Flash Fiction
Disukai
0
Dilihat
210
SATU MALAM UNTUK BERTINDAK
Aksi

Damar berdiri di tepi atap gedung yang tinggi, mengawasi keramaian di bawah. Udara malam itu dingin, dan suara sirene polisi berpadu dengan kebisingan kota yang tak pernah tidur. Setelah bertahun-tahun meninggalkan dunia mata-mata, kehidupannya kini terasa hampa, dan rasa penyesalan menggelayuti pikirannya. Tidak ada yang lebih sulit bagi seorang mantan agen seperti Damar untuk menghadapi kenyataan bahwa ia sudah tidak berdaya lagi.

Namun, panggilan telepon dari seorang teman lama mengubah segalanya. Sandi, seorang mantan rekannya di agensi, terdengar panik dan terbata-bata. “Damar, mereka sudah menculikku. Mereka tahu tentang rencana kita!
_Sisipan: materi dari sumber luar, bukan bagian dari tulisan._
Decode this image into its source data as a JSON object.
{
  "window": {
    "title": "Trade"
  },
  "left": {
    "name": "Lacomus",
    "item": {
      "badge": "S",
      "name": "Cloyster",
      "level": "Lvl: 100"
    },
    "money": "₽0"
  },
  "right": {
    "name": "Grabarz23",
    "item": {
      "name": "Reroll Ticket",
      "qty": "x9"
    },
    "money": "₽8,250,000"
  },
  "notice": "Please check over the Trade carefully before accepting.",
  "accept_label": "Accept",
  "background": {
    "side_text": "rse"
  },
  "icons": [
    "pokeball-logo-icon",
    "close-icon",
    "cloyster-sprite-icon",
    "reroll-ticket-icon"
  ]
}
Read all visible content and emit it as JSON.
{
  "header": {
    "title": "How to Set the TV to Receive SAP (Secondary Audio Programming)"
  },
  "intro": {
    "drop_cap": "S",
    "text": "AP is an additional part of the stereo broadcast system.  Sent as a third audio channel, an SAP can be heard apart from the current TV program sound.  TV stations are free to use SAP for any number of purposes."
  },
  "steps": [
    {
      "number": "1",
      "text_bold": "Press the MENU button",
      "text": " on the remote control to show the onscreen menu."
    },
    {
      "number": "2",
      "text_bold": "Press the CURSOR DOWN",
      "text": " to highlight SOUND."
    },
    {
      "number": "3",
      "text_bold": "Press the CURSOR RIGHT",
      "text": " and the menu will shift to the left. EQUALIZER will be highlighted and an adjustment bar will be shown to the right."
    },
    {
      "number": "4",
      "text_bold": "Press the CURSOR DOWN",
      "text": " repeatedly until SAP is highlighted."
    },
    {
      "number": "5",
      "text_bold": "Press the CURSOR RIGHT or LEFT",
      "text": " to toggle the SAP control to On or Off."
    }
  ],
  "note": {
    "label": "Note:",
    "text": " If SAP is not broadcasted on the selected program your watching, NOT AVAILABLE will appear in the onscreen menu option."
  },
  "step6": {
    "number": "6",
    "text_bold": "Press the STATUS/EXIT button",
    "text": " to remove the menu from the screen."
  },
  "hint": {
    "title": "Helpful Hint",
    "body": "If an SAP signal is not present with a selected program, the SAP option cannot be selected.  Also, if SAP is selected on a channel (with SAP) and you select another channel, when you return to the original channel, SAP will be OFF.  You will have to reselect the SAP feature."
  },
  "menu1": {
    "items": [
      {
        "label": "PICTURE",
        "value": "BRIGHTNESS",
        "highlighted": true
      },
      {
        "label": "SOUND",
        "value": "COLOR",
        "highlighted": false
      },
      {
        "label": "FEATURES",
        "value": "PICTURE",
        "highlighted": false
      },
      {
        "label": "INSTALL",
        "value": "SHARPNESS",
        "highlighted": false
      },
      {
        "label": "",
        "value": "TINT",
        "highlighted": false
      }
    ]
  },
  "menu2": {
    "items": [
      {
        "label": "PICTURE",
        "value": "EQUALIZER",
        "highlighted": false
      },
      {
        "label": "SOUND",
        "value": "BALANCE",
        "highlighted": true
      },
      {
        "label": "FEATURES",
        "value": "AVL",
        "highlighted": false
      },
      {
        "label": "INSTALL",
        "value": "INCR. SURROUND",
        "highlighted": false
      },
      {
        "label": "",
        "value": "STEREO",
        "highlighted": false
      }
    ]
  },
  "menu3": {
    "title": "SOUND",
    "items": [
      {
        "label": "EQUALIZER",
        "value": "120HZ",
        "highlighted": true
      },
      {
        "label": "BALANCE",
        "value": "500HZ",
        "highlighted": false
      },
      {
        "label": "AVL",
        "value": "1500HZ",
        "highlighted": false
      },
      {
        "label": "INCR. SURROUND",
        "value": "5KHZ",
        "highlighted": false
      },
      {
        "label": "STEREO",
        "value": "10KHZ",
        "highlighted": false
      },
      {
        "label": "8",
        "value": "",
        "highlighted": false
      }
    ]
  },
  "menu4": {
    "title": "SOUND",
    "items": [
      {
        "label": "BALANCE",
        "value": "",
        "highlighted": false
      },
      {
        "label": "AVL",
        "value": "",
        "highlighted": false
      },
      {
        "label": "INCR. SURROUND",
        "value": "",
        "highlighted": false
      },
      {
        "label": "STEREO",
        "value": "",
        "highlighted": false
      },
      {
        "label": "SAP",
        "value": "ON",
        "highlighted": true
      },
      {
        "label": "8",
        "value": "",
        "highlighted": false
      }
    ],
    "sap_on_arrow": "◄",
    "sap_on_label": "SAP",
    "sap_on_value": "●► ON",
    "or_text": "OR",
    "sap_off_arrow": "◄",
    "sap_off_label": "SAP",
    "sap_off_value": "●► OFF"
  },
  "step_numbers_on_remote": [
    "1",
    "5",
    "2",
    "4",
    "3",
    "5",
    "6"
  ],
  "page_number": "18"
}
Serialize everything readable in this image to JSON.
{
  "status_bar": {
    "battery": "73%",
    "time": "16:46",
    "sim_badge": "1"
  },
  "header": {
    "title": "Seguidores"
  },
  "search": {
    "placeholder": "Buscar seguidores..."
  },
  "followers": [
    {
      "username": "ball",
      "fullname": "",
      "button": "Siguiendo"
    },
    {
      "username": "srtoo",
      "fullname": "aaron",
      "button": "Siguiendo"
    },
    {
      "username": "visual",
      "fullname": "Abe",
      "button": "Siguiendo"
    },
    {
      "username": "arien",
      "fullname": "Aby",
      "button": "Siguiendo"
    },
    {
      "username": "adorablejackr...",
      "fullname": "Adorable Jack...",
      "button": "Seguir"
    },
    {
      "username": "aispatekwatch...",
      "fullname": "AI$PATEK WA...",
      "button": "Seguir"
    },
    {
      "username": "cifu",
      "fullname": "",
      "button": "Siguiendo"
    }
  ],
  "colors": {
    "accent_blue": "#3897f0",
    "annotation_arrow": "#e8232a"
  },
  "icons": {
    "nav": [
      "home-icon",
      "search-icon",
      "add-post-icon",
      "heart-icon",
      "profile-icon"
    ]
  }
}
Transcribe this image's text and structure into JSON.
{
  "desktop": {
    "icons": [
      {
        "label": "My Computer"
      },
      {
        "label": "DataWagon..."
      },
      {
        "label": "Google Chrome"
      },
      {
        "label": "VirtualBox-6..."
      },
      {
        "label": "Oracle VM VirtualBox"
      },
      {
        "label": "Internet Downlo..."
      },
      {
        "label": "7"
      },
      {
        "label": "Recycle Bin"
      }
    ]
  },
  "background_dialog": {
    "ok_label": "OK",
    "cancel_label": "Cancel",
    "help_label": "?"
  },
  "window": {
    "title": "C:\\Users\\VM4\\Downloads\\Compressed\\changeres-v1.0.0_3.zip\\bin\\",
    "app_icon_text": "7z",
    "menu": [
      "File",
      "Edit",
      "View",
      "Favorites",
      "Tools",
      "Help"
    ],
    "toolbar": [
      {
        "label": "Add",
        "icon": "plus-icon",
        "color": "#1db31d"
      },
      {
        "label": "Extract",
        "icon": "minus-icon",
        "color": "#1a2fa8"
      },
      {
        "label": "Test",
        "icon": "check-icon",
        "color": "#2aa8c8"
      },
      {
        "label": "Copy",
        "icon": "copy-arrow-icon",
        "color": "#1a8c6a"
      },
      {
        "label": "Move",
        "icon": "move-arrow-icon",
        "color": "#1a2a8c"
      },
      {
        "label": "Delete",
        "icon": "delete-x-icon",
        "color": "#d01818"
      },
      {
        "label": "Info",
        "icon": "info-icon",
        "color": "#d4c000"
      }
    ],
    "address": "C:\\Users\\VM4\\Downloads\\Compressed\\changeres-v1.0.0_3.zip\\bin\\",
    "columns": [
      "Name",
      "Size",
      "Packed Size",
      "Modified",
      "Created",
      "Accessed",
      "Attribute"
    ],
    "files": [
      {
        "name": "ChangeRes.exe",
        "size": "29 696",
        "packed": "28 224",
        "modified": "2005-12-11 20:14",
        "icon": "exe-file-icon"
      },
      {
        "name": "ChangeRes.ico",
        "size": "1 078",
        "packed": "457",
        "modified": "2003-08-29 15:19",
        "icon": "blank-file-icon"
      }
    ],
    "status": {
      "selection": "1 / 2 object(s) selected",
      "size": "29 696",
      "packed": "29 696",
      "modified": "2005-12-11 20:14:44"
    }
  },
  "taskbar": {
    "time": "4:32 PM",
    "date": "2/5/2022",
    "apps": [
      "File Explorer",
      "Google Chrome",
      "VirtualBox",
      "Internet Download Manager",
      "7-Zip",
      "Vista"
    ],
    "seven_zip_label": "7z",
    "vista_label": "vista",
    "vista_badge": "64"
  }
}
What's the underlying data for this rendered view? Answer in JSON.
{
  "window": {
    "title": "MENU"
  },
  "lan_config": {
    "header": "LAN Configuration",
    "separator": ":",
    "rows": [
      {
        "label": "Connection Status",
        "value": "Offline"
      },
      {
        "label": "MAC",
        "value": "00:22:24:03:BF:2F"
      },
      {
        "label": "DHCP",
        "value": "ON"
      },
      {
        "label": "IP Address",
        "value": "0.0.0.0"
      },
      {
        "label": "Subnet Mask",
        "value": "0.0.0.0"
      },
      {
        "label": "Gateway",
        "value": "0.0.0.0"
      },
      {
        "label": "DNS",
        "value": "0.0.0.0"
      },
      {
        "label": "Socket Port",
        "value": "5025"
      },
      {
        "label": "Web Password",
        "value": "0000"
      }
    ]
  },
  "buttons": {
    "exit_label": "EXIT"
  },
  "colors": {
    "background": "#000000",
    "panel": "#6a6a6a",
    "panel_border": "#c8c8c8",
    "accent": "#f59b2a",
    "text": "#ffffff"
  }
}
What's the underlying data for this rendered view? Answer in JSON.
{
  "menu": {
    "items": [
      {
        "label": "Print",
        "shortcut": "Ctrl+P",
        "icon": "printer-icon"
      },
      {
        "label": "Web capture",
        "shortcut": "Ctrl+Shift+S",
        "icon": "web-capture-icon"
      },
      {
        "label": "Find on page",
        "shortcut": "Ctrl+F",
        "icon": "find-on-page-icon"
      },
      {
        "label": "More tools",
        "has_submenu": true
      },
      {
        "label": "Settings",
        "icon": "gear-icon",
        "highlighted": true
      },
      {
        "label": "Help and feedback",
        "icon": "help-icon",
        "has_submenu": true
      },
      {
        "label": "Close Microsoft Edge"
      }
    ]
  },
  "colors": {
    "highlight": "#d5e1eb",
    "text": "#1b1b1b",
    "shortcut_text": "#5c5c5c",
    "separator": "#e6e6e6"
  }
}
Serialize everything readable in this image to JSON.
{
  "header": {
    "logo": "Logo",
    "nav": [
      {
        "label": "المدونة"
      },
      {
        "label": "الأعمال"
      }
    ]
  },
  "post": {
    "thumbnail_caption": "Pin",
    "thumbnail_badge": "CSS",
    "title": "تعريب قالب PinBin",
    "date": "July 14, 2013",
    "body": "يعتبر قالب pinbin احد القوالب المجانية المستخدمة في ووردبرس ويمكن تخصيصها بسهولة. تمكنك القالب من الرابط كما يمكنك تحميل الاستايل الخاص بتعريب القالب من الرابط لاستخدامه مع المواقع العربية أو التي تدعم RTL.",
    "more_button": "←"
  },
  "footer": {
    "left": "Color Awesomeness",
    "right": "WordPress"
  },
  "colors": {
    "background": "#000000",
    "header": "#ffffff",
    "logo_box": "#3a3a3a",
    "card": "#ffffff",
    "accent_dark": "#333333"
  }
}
Kau harus membantu.” Damar merasa rasa sakit di dadanya. Sandi adalah satu-satunya orang yang masih bisa ia percayai setelah kehilangan segalanya.

Damar segera meraih tas punggungnya yang sudah lama tidak terpakai. Di dalamnya tersimpan perlengkapan yang biasa digunakan: senjata, alat pengintai, dan catatan penting yang memberinya petunjuk. Meski merasa ragu dan cemas, ia tahu bahwa ini adalah saatnya untuk bertindak.

Segera setelah merapikan peralatannya, Damar melompat dari atap ke atap, menggunakan keterampilan yang telah lama tidak ia praktikkan. Kota yang dulunya menjadi teman dan musuhnya kini seperti medan perang. Di bawahnya, lampu-lampu neon berkelap-kelip, dan sekelompok pengunjung bar bersenang-senang, tak mengetahui bahaya yang mengintai.

Setelah berpindah dari atap ke atap, Damar akhirnya tiba di gedung yang menjadi tempat persembunyian organisasi gelap yang telah menculik Sandi. Dia merasakan ketegangan yang mengalir di dalam tubuhnya. Dengan percaya diri, ia memasuki gedung melalui pintu belakang yang tidak terkunci.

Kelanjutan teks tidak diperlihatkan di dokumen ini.